Margaw, chapitre 5

Nouvelle de Nicolas Jolivalt

Chapitre 5.

Je vois passer le train du haut de la passerelle. Mes mains réagissent violemment. Dans le ciel, les oiseaux claquent leurs ailes.

Des lumières noires battent sous mes paupières, mon visage se crispe. Sifflement dans mes oreilles. Des cieux, des louanges. Mes jambes ne répondent plus.

Des passants tentent de me relever. En vain.

Police, pompiers. Sirènes sous le ciel orange. Flots des anges.

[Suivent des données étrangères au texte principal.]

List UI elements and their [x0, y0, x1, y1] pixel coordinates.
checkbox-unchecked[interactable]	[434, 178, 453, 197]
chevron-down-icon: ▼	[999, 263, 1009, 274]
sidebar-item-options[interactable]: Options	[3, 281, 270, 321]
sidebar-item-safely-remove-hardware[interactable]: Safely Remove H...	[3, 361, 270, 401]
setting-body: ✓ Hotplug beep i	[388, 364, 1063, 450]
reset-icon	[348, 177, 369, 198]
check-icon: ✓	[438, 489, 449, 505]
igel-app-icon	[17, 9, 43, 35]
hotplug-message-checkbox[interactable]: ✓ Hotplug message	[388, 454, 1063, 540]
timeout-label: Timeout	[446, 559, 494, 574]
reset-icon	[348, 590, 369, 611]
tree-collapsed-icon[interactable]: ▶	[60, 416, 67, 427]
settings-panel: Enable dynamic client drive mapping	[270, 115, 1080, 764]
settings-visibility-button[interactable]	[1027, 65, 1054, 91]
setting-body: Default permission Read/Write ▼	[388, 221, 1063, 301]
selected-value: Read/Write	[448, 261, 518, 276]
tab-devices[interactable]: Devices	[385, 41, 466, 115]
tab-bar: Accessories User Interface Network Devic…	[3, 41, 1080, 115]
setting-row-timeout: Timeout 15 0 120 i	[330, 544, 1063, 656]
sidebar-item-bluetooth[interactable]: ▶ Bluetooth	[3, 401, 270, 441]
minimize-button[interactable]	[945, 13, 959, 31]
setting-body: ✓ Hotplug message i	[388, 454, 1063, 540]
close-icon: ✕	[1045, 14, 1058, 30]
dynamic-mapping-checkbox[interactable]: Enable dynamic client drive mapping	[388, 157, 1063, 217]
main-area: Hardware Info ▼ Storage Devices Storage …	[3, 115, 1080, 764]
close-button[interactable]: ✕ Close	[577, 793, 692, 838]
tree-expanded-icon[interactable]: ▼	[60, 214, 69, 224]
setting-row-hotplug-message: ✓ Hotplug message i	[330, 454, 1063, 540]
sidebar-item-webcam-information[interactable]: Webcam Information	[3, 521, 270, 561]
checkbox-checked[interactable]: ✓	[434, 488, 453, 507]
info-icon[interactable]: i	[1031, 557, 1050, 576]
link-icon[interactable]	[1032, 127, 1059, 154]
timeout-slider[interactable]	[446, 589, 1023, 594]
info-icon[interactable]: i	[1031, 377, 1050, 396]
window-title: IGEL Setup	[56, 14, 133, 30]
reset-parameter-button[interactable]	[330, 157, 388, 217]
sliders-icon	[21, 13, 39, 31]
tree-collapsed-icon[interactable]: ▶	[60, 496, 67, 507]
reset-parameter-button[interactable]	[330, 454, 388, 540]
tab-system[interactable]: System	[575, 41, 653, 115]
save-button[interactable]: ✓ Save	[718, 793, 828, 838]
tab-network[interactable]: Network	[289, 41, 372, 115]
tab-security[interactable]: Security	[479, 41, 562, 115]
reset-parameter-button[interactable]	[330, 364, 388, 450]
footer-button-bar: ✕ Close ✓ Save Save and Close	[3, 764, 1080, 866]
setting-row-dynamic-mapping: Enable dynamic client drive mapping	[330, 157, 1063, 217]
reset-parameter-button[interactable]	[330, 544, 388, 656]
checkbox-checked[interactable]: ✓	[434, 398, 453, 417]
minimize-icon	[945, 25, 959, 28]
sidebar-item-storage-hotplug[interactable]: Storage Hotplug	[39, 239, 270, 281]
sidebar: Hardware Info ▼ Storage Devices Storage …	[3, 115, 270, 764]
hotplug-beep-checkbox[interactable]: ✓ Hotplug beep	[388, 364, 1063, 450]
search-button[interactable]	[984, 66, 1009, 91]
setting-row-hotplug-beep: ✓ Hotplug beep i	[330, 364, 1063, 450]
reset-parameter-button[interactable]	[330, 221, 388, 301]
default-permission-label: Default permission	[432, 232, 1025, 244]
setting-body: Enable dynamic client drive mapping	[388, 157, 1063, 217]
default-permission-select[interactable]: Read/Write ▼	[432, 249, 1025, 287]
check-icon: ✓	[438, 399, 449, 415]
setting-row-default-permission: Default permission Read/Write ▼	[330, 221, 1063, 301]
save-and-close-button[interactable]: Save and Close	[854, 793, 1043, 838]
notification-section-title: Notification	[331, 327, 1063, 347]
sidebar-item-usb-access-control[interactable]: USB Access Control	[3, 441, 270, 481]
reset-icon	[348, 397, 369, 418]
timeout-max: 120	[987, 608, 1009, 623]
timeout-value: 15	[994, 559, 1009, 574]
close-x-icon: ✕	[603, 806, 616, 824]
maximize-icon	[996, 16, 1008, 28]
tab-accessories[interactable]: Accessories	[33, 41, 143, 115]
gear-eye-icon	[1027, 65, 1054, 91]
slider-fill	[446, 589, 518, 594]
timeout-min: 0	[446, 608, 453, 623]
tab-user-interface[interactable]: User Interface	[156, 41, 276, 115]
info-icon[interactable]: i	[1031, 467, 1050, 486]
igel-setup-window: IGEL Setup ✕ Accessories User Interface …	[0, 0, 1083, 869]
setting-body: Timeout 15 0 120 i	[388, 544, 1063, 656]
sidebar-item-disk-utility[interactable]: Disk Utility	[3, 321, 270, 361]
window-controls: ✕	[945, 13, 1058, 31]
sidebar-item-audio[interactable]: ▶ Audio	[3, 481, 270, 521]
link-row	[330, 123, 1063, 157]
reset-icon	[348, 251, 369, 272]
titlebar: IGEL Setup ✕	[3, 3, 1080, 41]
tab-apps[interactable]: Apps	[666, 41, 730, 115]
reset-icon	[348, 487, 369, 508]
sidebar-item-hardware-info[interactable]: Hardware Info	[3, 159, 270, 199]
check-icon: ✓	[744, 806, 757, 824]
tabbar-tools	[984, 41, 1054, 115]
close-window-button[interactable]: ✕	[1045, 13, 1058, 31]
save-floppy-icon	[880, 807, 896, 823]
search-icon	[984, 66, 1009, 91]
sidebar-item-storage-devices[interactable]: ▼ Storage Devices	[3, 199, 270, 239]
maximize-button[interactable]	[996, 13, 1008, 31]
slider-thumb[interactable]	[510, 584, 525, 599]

J’entends un murmure comme une écorchure :

Je rôde quand tu dors
Je t’épine et t’explore
Je te berce encore
La fin est proche
De la terre, vois ces roses
Lames rouges écloses

A mon réveil, ces mots reviennent sans cesse. Je tourne en rond, récitant les six vers entendus la veille. D’où viennent ces échos, ritournelle dans l’aube ?

La journée passe. Ces mots. Toujours. J’entame une bouteille de vin rouge. Son parfum monte à mes narines. Toujours ces rimes.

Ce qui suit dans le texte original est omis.